Le jour du Souvenir, je me souviens comment je suis devenue francophone.
À l’issue de la Conférence de Berlin de 1885, le Rwanda, le Burundi et le Tanganyika sont attribués à l’Allemagne et font partie de la Deutsch Ostafrika. À la fin de la Première Guerre mondiale, les vainqueurs se partagent l’empire colonial allemand, les Allemands perdant les colonies et les protectorats qui leur appartenaient jusqu’ alors. C’est ainsi que le Rwanda et le Burundi se sont retrouvés sous mandat de la Belgique et qu’au lieu d’apprendre l’Allemand, les écoliers rwandais ont commencé l’apprentissage du français comme langue première et du flamand comme langue seconde. Il nous arrive de nous demander ce qui serait arrivé si notre pays était resté sous protectorat allemand jusqu’à son indépendance.
Malgré, sa brièveté, la colonisation allemande a eu un impact sur notre identité
Nous avons hérité des tracés allemands et des frontières qu’ils ont cartographiées sans vraiment prendre en considération les territoires occupés par des tribus. Les Allemands que nous appelons Abadage (dérivé du « tag » comme dans Guten Tag) avaient la réputation d’être aussi cruels que leurs successeurs, mais eux au moins on leur prête des vertus de bâtisseurs et de pragmatiques. Il parait que les Allemands avaient une fixation sur le rail, car la construction des chemins de fer faisait partie de leur Constitution. Trois grandes voies ferrées avaient été prévues par les Allemands dont une qui devait assurer la jonction entre le Congo belge et l’Afrique orientale allemande. Mais la guerre mondiale est passée par là et nous n’avons pas eu notre voie transcontinentale partant de Matadi. Le rôle de la colonisation allemande dans l’histoire de l’Afrique est assez controversé. Dans mon pays, ce rôle est assez marginal et peu connu des jeunes générations. Pourtant les Rwandais se targuent encore d’avoir hérité de la discipline et de l’éthique de travail des Allemands. On oppose les Allemands aux Belges, qu’on accuse d’avoir institutionnalisé les ethnies, ce qui a occasionné des crises successives culminant en génocide au Rwanda, et des massacres récurrents au Burundi. Les Belges étaient perçus comme des intrigants qui ont divisé les Rwandais pour régner. On se demande souvent si notre histoire aurait été moins tragique si les Allemands étaient restés plus longtemps. On se rappellera cependant le génocide des Hereros de Namibie en 1904 et celui des Juifs durant la Deuxième Guerre mondiale.

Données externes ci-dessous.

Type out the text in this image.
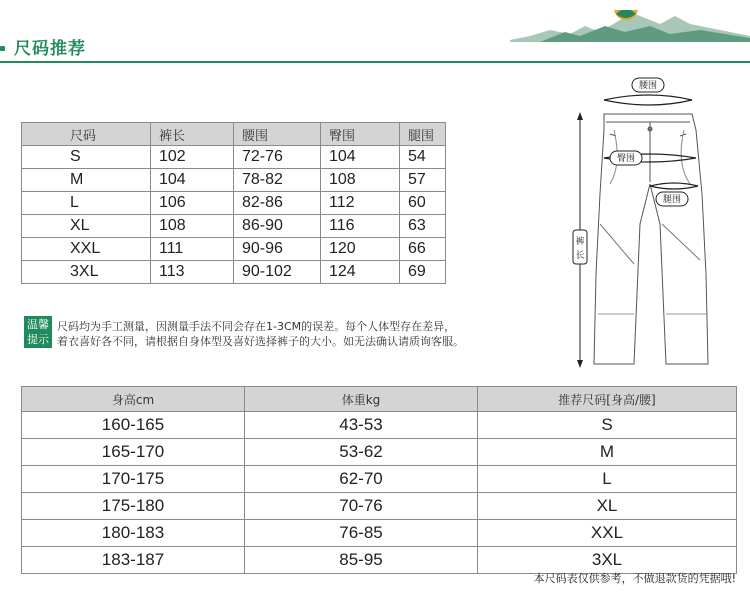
尺码推荐
尺码	裤长	腰围	臀围	腿围
S	102	72-76	104	54
M	104	78-82	108	57
L	106	82-86	112	60
XL	108	86-90	116	63
XXL	111	90-96	120	66
3XL	113	90-102	124	69
腰围
臀围
腿围
裤
长
温馨
提示
尺码均为手工测量，因测量手法不同会存在1-3CM的误差。每个人体型存在差异，
着衣喜好各不同，请根据自身体型及喜好选择裤子的大小。如无法确认请质询客服。
身高cm	体重kg	推荐尺码[身高/腰]
160-165	43-53	S
165-170	53-62	M
170-175	62-70	L
175-180	70-76	XL
180-183	76-85	XXL
183-187	85-95	3XL
本尺码表仅供参考，不做退款货的凭据哦!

On ne peut pas glorifier une colonisation, quelle qu’elle soit. Dans certains pays de l’Afrique, comme le Cameroun et le Togo, la colonisation allemande a duré plus longtemps et laissé plus de traces, incluant des chemins de fer !
Notre entrée dans la modernité et la francophonie
Pendant ma scolarité, j’étais très fière lorsque j’apprenais l’histoire glorieuse des Rois rwandais qui n’ont pas pris part au florissant marché d’esclaves, les caravanes de négriers ayant été accueillies à coups de lance. Ainsi, contrairement à beaucoup de pays de l’Afrique, le Rwanda n’est pas entré dans le monde global au 16e, 17e et 18e siècle par le biais de l’esclavage. Ce n’est qu’au moment de la Première Guerre mondiale que mon pays entre dans la globalisation comme acteur, car les troupes rwandaises se sont battues aux cotés des Allemands contre les Belges qui étaient basés au Congo, aidés par les Anglais qui colonisaient l’Afrique de l’Est. C’est ainsi que le Rwanda, comme beaucoup d’autres pays africains a participé au premier conflit de l’ère moderne. Nos pays sont devenus francophones lorsque la France et la Belgique ont récupéré les colonies allemandes, mais il n’en demeure pas moins que chaque colonisation, mandat ou tutelle, laisse des traces indélébiles sur les peuples colonisés. À l’Armistice, la francophonie a conquis de nouveaux territoires, et c’est de cela que je me souviens aussi le jour du Souvenir.